No, sometimes, as in Japan, these things just happen, and we can only guess at the motivations of HaShem and the universe.  As the Yiddish phrase goes: men tracht, und gott lacht – man makes plans, God laughs.

And speaking of laughter, what I really wish to discuss in this Rabbinical Reflection is the overreactions to reactions to the disaster.  People make a few bad jokes, and the wrath of political correctness is upon them.

I speak specifically of Gilbert Gottfried, beloved voice of the Aflac duck.  He’s fired from that job because of his twitter tweets or, in his case, quacks.  He makes a joke about breaking up with his girlfriend – but it’s okay because, as they say in Japan, another one will be floating by any minute.”

This is funny.  It amuses me.  But even if it didn’t, Gilbert Gottfried is not a psychologist; he’s not a scientist; he’s not a schoolteacher.  He’s a comedian.  And he’s a comedian best known for making another funny joke that bombed – about September 11th – and then saving the evening by telling yet another joke: “The Aristocrats” – the most vile, crude, sexually explicit, violent, vulgar, perverted, disgusting joke ever written.  And if you want to hear it, give me a call on my cell `cause I have my own version, and it kills. Not to give it away, but in mine, the father brings in two camels and an enema bag.  Priceless.
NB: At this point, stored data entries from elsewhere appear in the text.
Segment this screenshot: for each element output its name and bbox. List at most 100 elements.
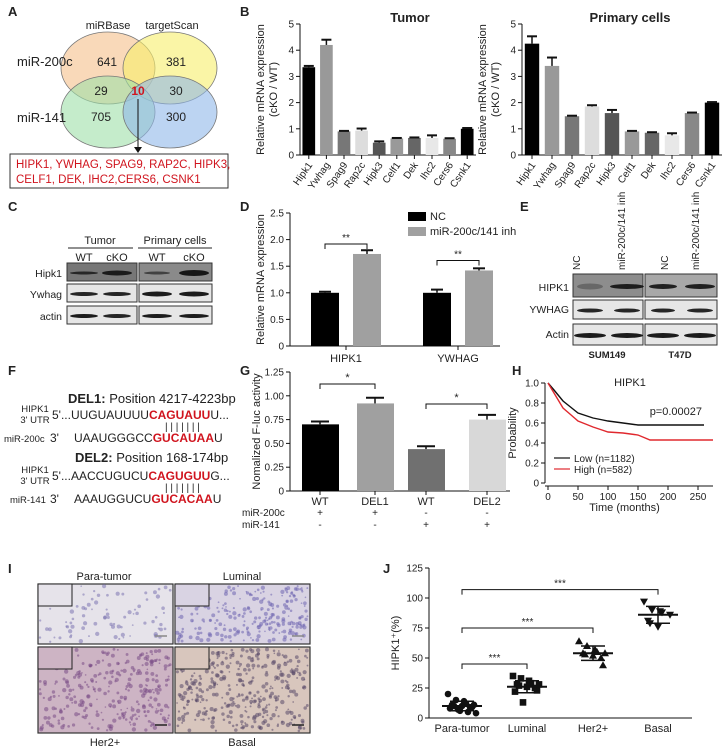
cell-nucleus [135, 717, 138, 721]
del1-title: DEL1: [68, 391, 106, 406]
cell-nucleus [200, 718, 202, 721]
cell-nucleus [115, 671, 120, 676]
venn-set-mirbase: miRBase [86, 20, 131, 32]
cell-nucleus [126, 707, 129, 710]
venn-diagram: miRBase targetScan miR-200c miR-141 641 … [9, 20, 230, 189]
cell-nucleus [303, 605, 306, 607]
data-point [464, 708, 472, 716]
cell-nucleus [266, 619, 269, 622]
cell-nucleus [47, 697, 52, 702]
histology-image [37, 646, 174, 734]
cell-nucleus [152, 691, 155, 694]
chart-b-primary: Primary cells 0 1 2 3 4 5 Relative mRNA express… [477, 10, 722, 192]
x-tick-label: 200 [660, 492, 677, 503]
cell-nucleus [274, 679, 277, 682]
cell-nucleus [244, 709, 247, 712]
cell-nucleus [297, 725, 301, 729]
cell-nucleus [256, 625, 260, 628]
cell-nucleus [105, 671, 109, 675]
cell-nucleus [108, 680, 113, 685]
cell-nucleus [92, 687, 96, 691]
cell-nucleus [111, 675, 114, 679]
cell-nucleus [236, 695, 239, 698]
cell-nucleus [281, 619, 286, 624]
cell-nucleus [271, 687, 274, 690]
cell-nucleus [190, 691, 193, 694]
y-tick-label: 2 [510, 98, 516, 109]
cell-nucleus [88, 722, 91, 725]
cell-nucleus [124, 718, 128, 721]
cell-nucleus [127, 677, 132, 682]
cell-nucleus [87, 685, 90, 688]
data-point [654, 623, 662, 631]
cell-nucleus [227, 684, 231, 687]
seq-mir-1: UAAUGGGCCGUCAUAAU [74, 431, 223, 445]
sequence-alignment-f: DEL1: Position 4217-4223bp HIPK1 3' UTR … [4, 391, 236, 506]
cell-nucleus [255, 638, 260, 642]
cell-nucleus [96, 659, 101, 665]
cell-nucleus [262, 708, 265, 711]
cell-nucleus [249, 691, 252, 694]
cell-nucleus [267, 617, 271, 621]
cell-nucleus [201, 690, 205, 694]
cell-nucleus [103, 691, 107, 696]
cell-nucleus [162, 611, 165, 615]
bar [408, 137, 421, 155]
bar [355, 130, 368, 155]
cell-nucleus [255, 596, 259, 601]
cell-nucleus [265, 647, 269, 652]
cell-nucleus [306, 664, 309, 667]
cell-nucleus [240, 693, 244, 697]
cell-nucleus [287, 695, 290, 698]
seq-part: U... [210, 408, 229, 422]
cell-nucleus [103, 651, 107, 655]
significance-bracket [425, 403, 488, 409]
histology-label: Luminal [223, 571, 262, 583]
y-tick-label: 0.2 [525, 459, 539, 470]
y-axis-label: Relative mRNA expression [255, 214, 267, 345]
cell-nucleus [235, 683, 238, 686]
blot-strip [644, 273, 718, 298]
cell-nucleus [243, 612, 246, 615]
blot-strip [66, 262, 138, 282]
cell-nucleus [82, 593, 85, 596]
blot-strip [138, 262, 213, 282]
cell-nucleus [116, 691, 120, 695]
cell-nucleus [198, 682, 202, 686]
cell-nucleus [222, 604, 225, 607]
cell-nucleus [264, 682, 269, 686]
cell-nucleus [237, 613, 241, 617]
cell-nucleus [138, 671, 143, 676]
data-point [535, 681, 543, 688]
gene-list-box [9, 153, 229, 189]
cell-nucleus [159, 713, 162, 716]
y-axis-label: (cKO / WT) [268, 62, 280, 117]
cell-nucleus [222, 627, 227, 632]
cell-nucleus [86, 694, 91, 699]
data-point [515, 682, 523, 689]
cell-nucleus [229, 589, 233, 592]
cell-nucleus [70, 624, 75, 629]
cell-nucleus [181, 718, 186, 723]
cell-nucleus [234, 704, 237, 707]
cell-nucleus [190, 680, 195, 686]
bar [408, 449, 445, 491]
cell-nucleus [224, 602, 227, 606]
utr-label: HIPK1 [21, 404, 48, 415]
cell-nucleus [238, 672, 242, 677]
cell-nucleus [268, 629, 271, 632]
cell-nucleus [229, 640, 232, 643]
cell-nucleus [109, 670, 114, 675]
cell-nucleus [285, 722, 291, 728]
y-axis-label: Probability [507, 407, 519, 459]
cell-nucleus [210, 724, 215, 729]
bar [564, 116, 580, 155]
cell-nucleus [103, 676, 107, 680]
cell-nucleus [230, 648, 234, 652]
data-point [511, 688, 519, 695]
cell-nucleus [211, 613, 216, 618]
cell-nucleus [282, 637, 287, 642]
cell-nucleus [281, 622, 285, 626]
cell-nucleus [297, 713, 302, 718]
lane-label: NC [660, 256, 671, 270]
But getting back to Aflac: the insurance company does a lot of business in Japan, so when Mr. Gottfried let his fingers move a little faster than his brain, they gave his career a karate chop.  Do I think this was justified?  No, their judgment was just as poor as his. They may be contractually in the legal right, but can you imagine hiring anyone else to do the same quack?  In fact, if it’s the same quack, Mr. Gottfried can sue for imitation.  So it would have to be a different but similar quack.
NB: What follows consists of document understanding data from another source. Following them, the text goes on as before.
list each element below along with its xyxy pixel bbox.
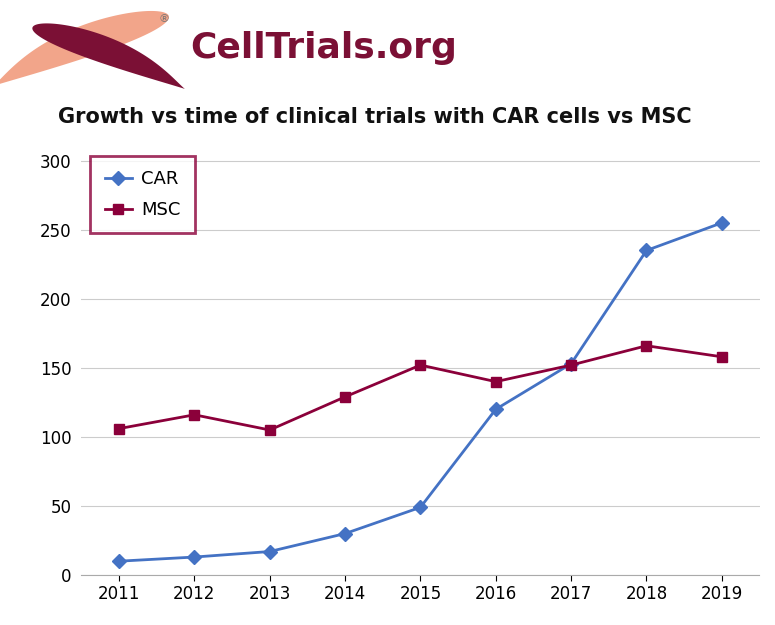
PathPatch shape	[33, 23, 185, 89]
MSC	[491, 378, 501, 386]
MSC	[642, 342, 651, 349]
MSC	[115, 425, 124, 432]
Line: MSC: MSC	[114, 341, 727, 435]
MSC	[265, 426, 274, 434]
MSC	[340, 393, 350, 401]
CAR	[717, 219, 726, 227]
MSC	[190, 411, 199, 419]
CAR	[115, 558, 124, 565]
Legend: CAR, MSC: CAR, MSC	[91, 156, 195, 233]
CAR	[567, 360, 576, 368]
CAR	[265, 548, 274, 555]
PathPatch shape	[0, 11, 169, 86]
Text: Growth vs time of clinical trials with CAR cells vs MSC: Growth vs time of clinical trials with C…	[58, 106, 692, 126]
Text: ®: ®	[159, 14, 170, 24]
CAR	[415, 504, 425, 511]
MSC	[415, 361, 425, 369]
CAR	[190, 553, 199, 561]
Line: CAR: CAR	[114, 218, 727, 566]
CAR	[491, 406, 501, 413]
Text: CellTrials.org: CellTrials.org	[190, 31, 456, 66]
MSC	[567, 361, 576, 369]
CAR	[340, 530, 350, 538]
CAR	[642, 247, 651, 254]
MSC	[717, 353, 726, 361]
I could do it: “Aflac.”  “Aflac dammit!”   It’s just not the same.

Nobody likes actor switcheroos.  The only time it ever worked was when “Bewitched” got another Darrin, and that was only because Dick York was crippled by a bad back.  I only hope, if they do hire another actor, Aflac’s campaign is crippled by a bad hack.

I’m all for sensitivity.  To quote Mel Brooks, “I’ve got sensitivity coming out the blow-hole.”  But I’m tired of political correctness running amok.  From NPR to Charlie Sheen to that anti-Semite French designer.  You can’t have a personal conversation anymore without somebody spitting it back to the media to make you look like a schmuck.

And jokes?  To fire a comedian because he makes jokes?  A comic understands better than anyone the natural tendency of humans to mix schadenfreude with “thank God it wasn’t me.”

I hope no one at my temple is so humorless as to target me if I make a joke or two.  Even a shameful, tasteless joke.  Such as: what is the only meal you can get in Japan?   A big shake, then tuna melt.

That’s terrible!  Or asking, why is a Japanese supermarket like a Taco Bell burrito?  Neither has any actual food in it.

How dare I find humor in this!  Or in a joke like – What do Japanese power-plant workers have in common with court-martialed U.S. Marines?  They both got burned by the corps.

Or what’s the difference between a nuclear meltdown and cancer?   Ehhh..about 15, 20 years.

Such dark, unfeeling jokes!  Like: did you hear about all the Japanese went through a massive religious conversion.  They were Buddhists; now they’re quakers.

Shame!  Shame!  How dare I ask: how many Japanese does it take to screw in a lightbulb?  None.  They don’t need light; they’re all glowing.

What a sick, heartless, joke that is.  Or even worse: Why are they nicknaming the tsunami victims New Kids on the Block?  Because they washed up overnight.

My friends, I do not tell these jokes to be funny.  Thank goodness because, well, you’ve heard the jokes.  I tell them in solidarity with Gilbert Gottfried and 50 Cent, and anyone else who saw yet another catastrophe in the world and went, “what can you do but laugh?”

Well, you can give to charity, you can write sympathy cards, you can help mobilize relief efforts; but still, you should be able to have a giggle.  Because, like it or not, life is a cycle, and one day the joke will be on you.

This has been a Rabbinical Reflection from Rabbi Sol Solomon, Temple Sons of Bitches, in Great Neck, NY.  Domo arigato.